During the early 2000’s, real estate sector investment shot up among average Americans, since they could conveniently find financing and minimal down payment options. That led to many Americans making handsome profits by flipping homes. However, this didn’t last long, ending in 2007 with The Great Recession, and making the real estate investment quite unprofitable.
Though, there are various real estate investors who have considered looking towards rental investments. There are no two thoughts about it that it is a fine alternative to a buy and sell approach.
But most of the real estate agents are unsure of how to go about valuing real estate rentals? Don’t fret! What are we for? We shall introduce you to some ways through which you can value rental property. Never forget, the value of a property is based on what the comparable homes that have been sold in the last 6 months.
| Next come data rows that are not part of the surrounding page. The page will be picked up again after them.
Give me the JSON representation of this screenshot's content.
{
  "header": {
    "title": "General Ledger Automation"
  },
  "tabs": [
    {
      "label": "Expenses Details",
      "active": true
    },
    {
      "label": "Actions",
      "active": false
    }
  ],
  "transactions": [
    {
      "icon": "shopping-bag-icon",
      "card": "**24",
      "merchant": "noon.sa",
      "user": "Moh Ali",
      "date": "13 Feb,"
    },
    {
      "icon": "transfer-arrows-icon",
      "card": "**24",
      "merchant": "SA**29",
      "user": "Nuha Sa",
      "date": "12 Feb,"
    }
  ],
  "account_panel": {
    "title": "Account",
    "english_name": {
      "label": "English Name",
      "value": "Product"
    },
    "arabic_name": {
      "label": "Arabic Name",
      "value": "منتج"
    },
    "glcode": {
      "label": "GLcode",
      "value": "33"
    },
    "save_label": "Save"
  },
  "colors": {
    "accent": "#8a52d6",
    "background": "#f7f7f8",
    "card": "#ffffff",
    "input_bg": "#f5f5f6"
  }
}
However, with the rental property, it is hard to calculate the value just by comparing it to physically similar buildings. There is, as well, a need to take into account the rental income which gets generates from it in order to determine the true value.
Ways to Value a Real Estate Rental Property
Sales Comparison Approach:
This happens to be one prevalent method of valuing residential real estate. Herein, a comparison of similar homes sold or rented is made for over a specified period. This gives the real estate agents, the hang of potentially emerging trends.
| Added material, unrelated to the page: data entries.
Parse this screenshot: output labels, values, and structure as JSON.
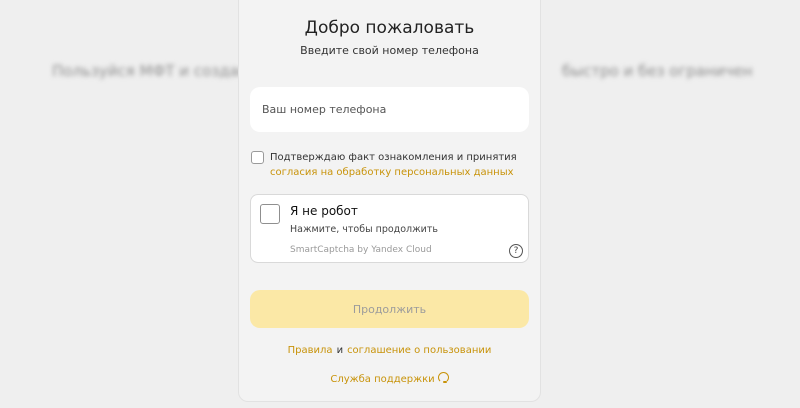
{
  "background": {
    "blurred_left": "Пользуйся МФТ и создавай сделки",
    "blurred_right": "быстро и без ограничений"
  },
  "card": {
    "title": "Добро пожаловать",
    "subtitle": "Введите свой номер телефона",
    "phone_placeholder": "Ваш номер телефона",
    "consent_text": "Подтверждаю факт ознакомления и принятия",
    "consent_link": "согласия на обработку персональных данных",
    "captcha": {
      "title": "Я не робот",
      "hint": "Нажмите, чтобы продолжить",
      "brand": "SmartCaptcha by Yandex Cloud",
      "help_icon": "?"
    },
    "continue_label": "Продолжить",
    "terms": {
      "rules": "Правила",
      "and": "и",
      "agreement": "соглашение о пользовании"
    },
    "support_label": "Служба поддержки"
  },
  "colors": {
    "accent": "#c8930a",
    "button_disabled": "#fbe8a6",
    "background": "#efefef",
    "card": "#f3f3f3"
  }
}
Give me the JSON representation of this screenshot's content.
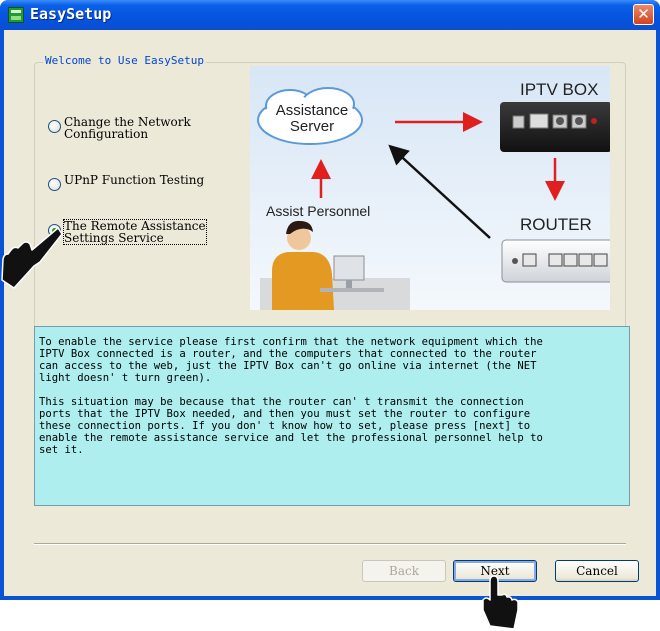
{
  "window": {
    "title": "EasySetup",
    "close_glyph": "✕"
  },
  "group": {
    "legend": "Welcome to Use EasySetup"
  },
  "options": [
    {
      "label": "Change the Network\nConfiguration",
      "checked": false
    },
    {
      "label": "UPnP Function Testing",
      "checked": false
    },
    {
      "label": "The Remote Assistance\nSettings Service",
      "checked": true
    }
  ],
  "illustration": {
    "assistance_server": "Assistance\nServer",
    "iptv_box": "IPTV BOX",
    "assist_personnel": "Assist Personnel",
    "router": "ROUTER"
  },
  "info": {
    "text": "To enable the service please first confirm that the network equipment which the\nIPTV Box connected is a router, and the computers that connected to the router\ncan access to the web, just the IPTV Box can't go online via internet (the NET\nlight doesn' t turn green).\n\nThis situation may be because that the router can' t transmit the connection\nports that the IPTV Box needed, and then you must set the router to configure\nthese connection ports. If you don' t know how to set, please press [next] to\nenable the remote assistance service and let the professional personnel help to\nset it."
  },
  "buttons": {
    "back": "Back",
    "next": "Next",
    "cancel": "Cancel"
  },
  "colors": {
    "titlebar": "#0553e0",
    "legend": "#0046d5",
    "info_bg": "#aeeeee",
    "arrow_red": "#e0201e"
  }
}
However, sales comparison approach serves as a reasonable opinion, and not as an apt valuation tool for real estate. Additionally, it is a significant tool for investors or real estate agent to draw a comparative market analysis.
Capital Asset Pricing Model:
A comprehensive valuation tool for real estate, that brings to light the risk and opportunity cost as it applies to real estate investing. This approach focuses on the potential return on investment which shall be derived from rental income. It, then, compares it to other investments that have no risk or alternative forms of real estate investments. Moreover, this capital asset pricing model suggests building in these risks prior to establishing a rental pricing structure.
This approach lays emphasis on what is the yield of potential income in relation to the initial investment. Thus, the income approach happens to be used often for commercial real estate investing. It aims at determining the annual capitalization rate for an investment.
This approach states that property is only of that much worth, what it can reasonably be used for. Cost approach can be calculated by summing the land value and the depreciated value of any improvements.
Real estate investment is no more a trendy thing to follow. Given the Great Recession of 2007, the real estate sector has drastically changed. This has opened doors for real estate rentals, which are proving to be quite profitable. All a real estate agent needs to know is how to value real property. And if you are a serious investor, just take a look at the components from all of these valuation methods mentioned above prior to making a rental decision.